El grupo más numeroso de mártires cuyo Decreto acaba de aprobar el Papa es el los Hermanos Maristas: son 66 Hermanos de una lista encabezada por el Hermano Crisanto, Rector del Seminario de Les Avellanes, en Lérida. Al estallar la Guerra, intentó salvar a todos los seminaristas repartiéndolos en casas de familias conocidas, y los milicianos le buscaron hasta matarlo. Después de la contienda, cuando lo desenterraron, se encontró entre sus manos una pequeña cruz elaborada precariamente con dos pequeños palitos de madera; las manos de Crisanto permanecían incorruptas. Junto a los maristas, se incluyen dos laicos que hacían labores de cocina y mantenimiento, y que al final corrieron la misma suerte del martirio.

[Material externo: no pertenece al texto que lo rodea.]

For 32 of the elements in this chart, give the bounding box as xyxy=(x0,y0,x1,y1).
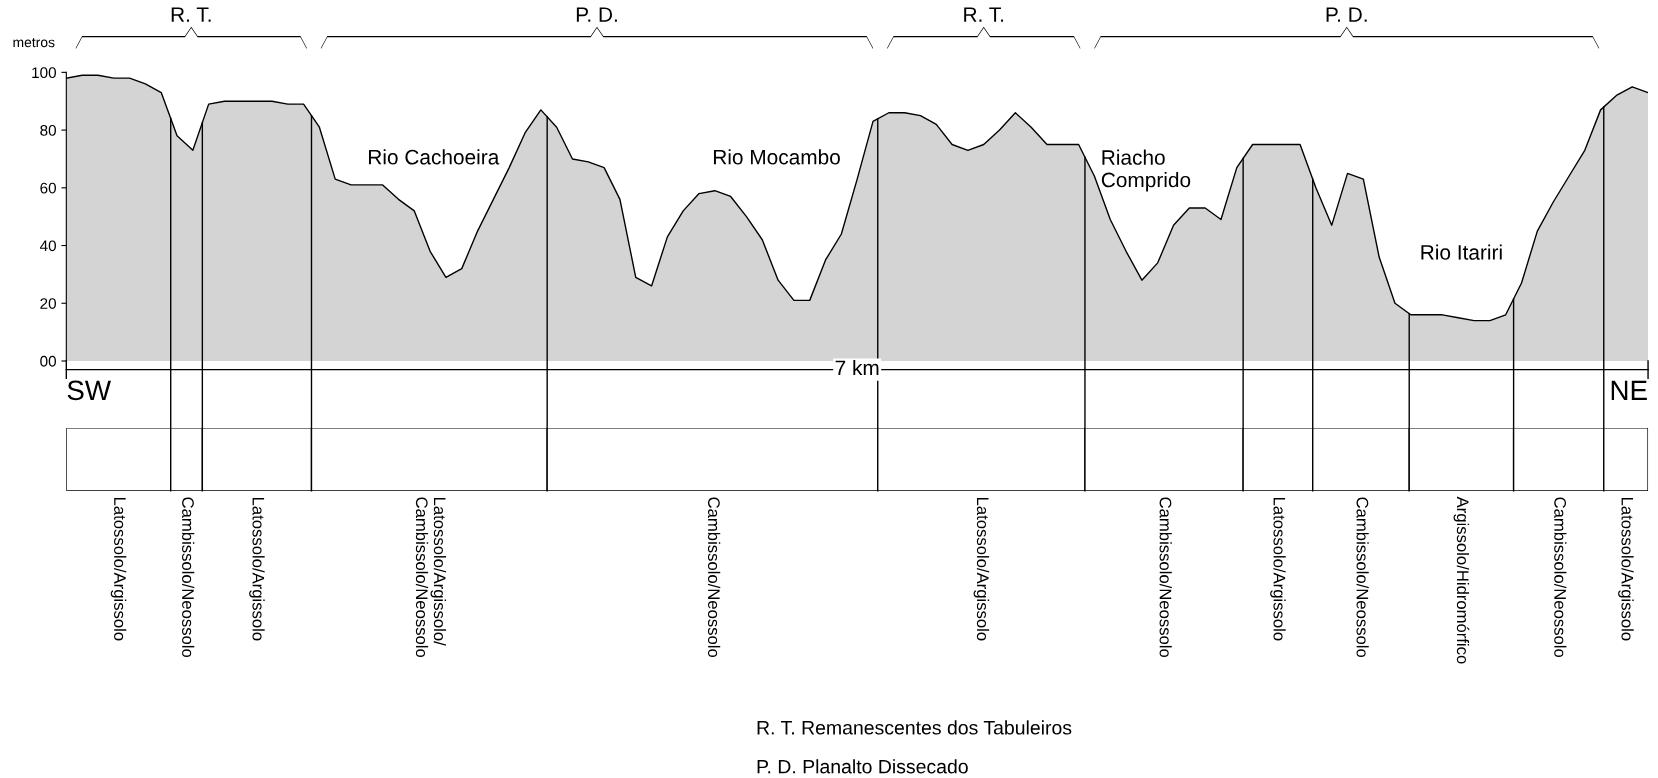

El Hermano Antonio Alegre, representante de los maristas en la Comisión organizadora de la gran beatificación de octubre, reconoce a Alfa y Omega que «lo que queremos subrayar con estas beatificaciones no es quién los mató, sino por Quien murieron. Ellos dieron la vida por su fe, sin entrar en temas políticos. Dieron la vida porque eran creyentes. Las beatificaciones de estos mártires son una celebración de la fe, ya que estamos en el Año de la fe. A nosotros, hoy, no nos cuesta mucho vivir la fe; sin embargo, a ellos les costó la vida».
Más modelos de santidad
El Papa ha reconocido también las virtudes heroicas de la española Teresa de San José –Teresa Toda y Juncosa–, cofundadora de las Carmelitas Teresas de San José. Nació en Riudecanyes, Tarragona, en 1826, en una familia campesina. Tras contraer matrimonio con el joven Antonio Guasch, tuvieron una hija, pero la armonía duró poco, ya que Teresa tuvo que soportar toda suerte de malos tratos, por lo que inició el proceso de separación matrimonial ante los tribunales eclesiásticos. No le dio tiempo a completar el proceso, ya que Antonio, enrolado en las filas carlistas, desapareció sin dejar rastro. Teresa emigró junto a su hija a Tarragona, donde se dedicó a rezar y a ayudar a los más necesitados, especialmente a las niñas huérfanas pobres. Madre e hija, junto con otras dos jóvenes, formaron la primera comunidad de Carmelitas Teresas de San José en 1878. En vida, su misión se estableció en otras dos casas en Barcelona y seis en Tarragona. Tras su muerte, sus hijas espirituales fundarían casas para ayudar a las niñas más vulnerables, en España, Chile, Estados Unidos y Mozambique, entre otros lugares.
Han sido también reconocidas las virtudes de la napolitana María Celeste Crostarosa, fundadora de las Contemplativas Redentoristas; del sacerdote Nicola Mazza, fundador de los Institutos para la Educación; y del obispo Joao de Oliveira Matos, fundador de la Liga dos Servos de Jesus.